Perhaps the most disheartening and unbelievable part of this story that keeps getting told are the folks who say "He was such a good boy...I can't believe he did this....there were no signs at all." And then the more and more I research the killer, I see all kinds of "signs": social dysfunction, withdrawal, isolation, a history of academic and occupational struggles, usually family discord. From what I have read, Adam Lanza exhibited all of these classic symptoms of mental illness. And it's not a hidden fact that the average age of onset for Schizophrenia in men is- gasp- between 18 and 25 (this information resides in our very own DSM-IV).

I'm not arguing that every person with Schizophrenia is a violent killer, or that I am able to diagnosis Lanza based on the media coverage. But I am struck by this story that keeps on repeating. The killer is always the same- age, race, class, personality features. How are we as a society failing to intervene, to end this story once and for all?
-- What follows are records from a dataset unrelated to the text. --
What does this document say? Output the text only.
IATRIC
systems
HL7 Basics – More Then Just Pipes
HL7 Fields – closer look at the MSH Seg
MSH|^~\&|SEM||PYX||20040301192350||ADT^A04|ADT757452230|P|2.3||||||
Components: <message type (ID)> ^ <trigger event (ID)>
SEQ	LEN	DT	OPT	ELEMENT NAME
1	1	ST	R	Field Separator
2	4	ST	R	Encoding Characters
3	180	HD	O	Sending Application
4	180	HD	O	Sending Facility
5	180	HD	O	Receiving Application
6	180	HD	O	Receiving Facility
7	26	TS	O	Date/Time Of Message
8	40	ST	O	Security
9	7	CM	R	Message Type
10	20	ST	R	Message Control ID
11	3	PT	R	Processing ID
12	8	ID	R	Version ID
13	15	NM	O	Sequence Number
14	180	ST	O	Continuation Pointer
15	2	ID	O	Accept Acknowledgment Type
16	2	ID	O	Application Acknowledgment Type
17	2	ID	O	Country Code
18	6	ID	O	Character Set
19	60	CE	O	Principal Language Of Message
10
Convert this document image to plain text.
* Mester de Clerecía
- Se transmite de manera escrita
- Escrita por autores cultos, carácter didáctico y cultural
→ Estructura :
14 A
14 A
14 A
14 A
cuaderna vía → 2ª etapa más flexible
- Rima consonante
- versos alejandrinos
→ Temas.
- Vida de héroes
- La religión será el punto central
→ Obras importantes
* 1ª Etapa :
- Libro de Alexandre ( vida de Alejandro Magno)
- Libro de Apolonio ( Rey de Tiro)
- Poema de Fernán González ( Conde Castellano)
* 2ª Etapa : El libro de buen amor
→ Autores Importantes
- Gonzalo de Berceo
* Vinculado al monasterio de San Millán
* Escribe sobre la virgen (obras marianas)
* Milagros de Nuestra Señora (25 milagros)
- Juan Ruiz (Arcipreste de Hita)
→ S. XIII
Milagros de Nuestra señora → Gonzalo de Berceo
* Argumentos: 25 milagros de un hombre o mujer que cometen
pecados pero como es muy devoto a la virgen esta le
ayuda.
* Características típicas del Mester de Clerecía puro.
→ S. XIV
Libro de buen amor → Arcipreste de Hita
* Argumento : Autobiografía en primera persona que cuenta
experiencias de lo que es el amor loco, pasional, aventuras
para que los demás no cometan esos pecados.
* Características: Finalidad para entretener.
I hold a serious responsibility and privilege as a psychologist to put forth my very best effort in thinking about mental illness, not just in treating those who struggle with it, but also in educating the public about the signs and symptoms of various illnesses. We have the knowledge, so where is it going? Why does this story continue to be told?

I offer my sincere condolences to the entire Newtown community. My heart hurts not only for the victims and their families, but also for our country-  we all suffer when something like this happens. We must continue to talk about mental illness, and strive to find ways to stop this story from being reproduced.